I'm writing a script to let users place items in their baskets. It is very complex so far, and I would like to talk it through with someone to see if they can suggest better design or tidy the current design up. Here is the code I have, which doesn't work very well (i.e. has errors that I haven't yet resolved), with comments to show my intentions:
<?php
session_start();
include_once("db_include.php5");
doDB();
if(!$_GET["productid"] || !$_GET["qty"]) {
//the user has entered the address directly into their address bar, send them away (if=1 to let me know where the script branched)
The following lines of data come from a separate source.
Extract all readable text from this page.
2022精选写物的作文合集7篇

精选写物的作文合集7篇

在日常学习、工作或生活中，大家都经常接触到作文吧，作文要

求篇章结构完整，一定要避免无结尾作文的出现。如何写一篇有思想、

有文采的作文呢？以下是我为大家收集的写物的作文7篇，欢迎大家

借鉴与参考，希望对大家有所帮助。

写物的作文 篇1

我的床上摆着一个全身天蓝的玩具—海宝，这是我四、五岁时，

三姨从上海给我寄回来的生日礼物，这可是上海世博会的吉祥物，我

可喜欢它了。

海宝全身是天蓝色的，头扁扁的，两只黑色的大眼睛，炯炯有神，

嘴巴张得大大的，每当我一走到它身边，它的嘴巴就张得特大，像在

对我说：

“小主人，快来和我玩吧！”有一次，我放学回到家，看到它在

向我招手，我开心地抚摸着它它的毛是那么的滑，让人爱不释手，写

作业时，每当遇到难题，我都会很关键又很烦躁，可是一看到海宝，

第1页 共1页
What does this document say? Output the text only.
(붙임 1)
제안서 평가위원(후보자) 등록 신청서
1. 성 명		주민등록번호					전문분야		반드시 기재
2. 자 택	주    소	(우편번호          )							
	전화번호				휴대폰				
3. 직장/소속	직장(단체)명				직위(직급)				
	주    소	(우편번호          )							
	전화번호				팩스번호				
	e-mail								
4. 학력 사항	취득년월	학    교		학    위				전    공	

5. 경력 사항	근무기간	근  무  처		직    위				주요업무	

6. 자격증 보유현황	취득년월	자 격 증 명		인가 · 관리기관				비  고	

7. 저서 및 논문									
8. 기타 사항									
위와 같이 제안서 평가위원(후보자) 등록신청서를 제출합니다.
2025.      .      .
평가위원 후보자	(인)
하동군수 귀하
header("Location:index.php5?if=1");
exit();
}
**//do select query to verify item id is valid, in case they entered data into the query string or the item has been removed from db**
$check_sql = "SELECT * FROM aromaProducts1 WHERE id='".$_GET["productid"]."'";
$check_res = mysqli_query($mysqli, $check_sql) or die(mysqli_error($mysqli));
if(mysqli_num_rows($check_res) == 0) {
**//item doesn't exist, redirect user**
header("Location:index.php5?if=2");
exit();
} else if(mysqli_num_rows($check_res) != 0) {
**//item exists
//do select query to check for item id already in basket - if this item is already in the table associated with the user's session id (which will be added every time an item is), then we want to change the quantity only**
$duplicate_sql = "SELECT qty FROM sessionBasket WHERE product_id='".$_GET["productid"]."' AND usersessid='".$_SESSION["PHPSESSID"]."'";
$duplicate_res = mysqli_query($mysqli, $duplicate_sql) or die(mysqli_error($mysqli));
if(mysqli_num_rows($duplicate_res) != 0) {
**//item in basket - add another - fetch current quantity and add new quantity**
$basketInfo = mysqli_fetch_array($duplicate_res);
$currQty = $basket_info["qty"];
$add_sql = "UPDATE sessionBasket SET qty='".($_GET["qty"]+$currQty)."' WHERE usersessid='".$_SESSION["PHPSESSID"]."'AND product_id='".$_GET["productid"]."'";
$add_res = mysqli_query($mysqli, $add_sql) or die(mysqli_error($mysqli));
if($add_res !== TRUE) {
**//wasn't updated for some reason - this is where my script currently breaks**
header("Location:basketfailredirect.php5?error=add");
exit();
} else if($add_res === TRUE) {
**//was updated - send them away**
header("basket.php5?res=add");
exit();
}
} else if(mysqli_num_rows($duplicate_res) == 0) {
**//no existing items in basket, so we want to add the current item info associated with the user's id/session id**
**//fetch product id, passed in query string from the product info page**
$productid = $_GET["productid"];
**//sanitize possible inputs, if set - notes is a field added to the product info page for custom products, and we want to sanitize it if it's set - note that check_chars_mailto() is a function I have in the db_include file**
$notes = isset($_GET["notes"])?trim(mysqli_real_escape_string(check_chars_mailto($_GET["notes"]))):"";
**//if the user is logged in, their userid is stored in the session variable**
$userid = $_SESSION["userid"]?$_SESSION["userid"]:"";
**//not sure about the keep alive option - i.e. store basket contents even if the user doesnt register/sign in, but keeping the option there**
$alive = $_SESSION["alive"]?$_SESSION["alive"]:"no";
**//insert query**
$insert_sql = "INSERT INTO sessionBasket (userid, usersessid, date_added, keep_alive, product_id, qty, notes) VALUES (
'".$userid."',
'".$_SESSION["PHPSESSID"]."',
now(),
'".$alive."',
'".$productid."',
'".$_GET["qty"]."',
'".htmlspecialchars($notes)."')";
$insert_res = mysqli_query($mysqli, $insert_sql) or die(mysqli_error($mysqli));
if($insert_res === TRUE) {
**//success**
header("Location:basket.php5?res=add");
exit();
} else if($insert_res !== TRUE) {
**//fail**
header("Location:basketfailredirect.php5?error=add2");
exit();
}
}
}
?>
It's pretty complicated for me - I want to allow empty fields, add the userid if it's available (which is missing from my UPDATE query)... Is this a million miles from a good design, or what?
Also, when I try to add items to the basket, I now get an error: internal server error 500. I suspect this is due to bad coding because my search results and product view pages work and they use the same server and the same database as this script.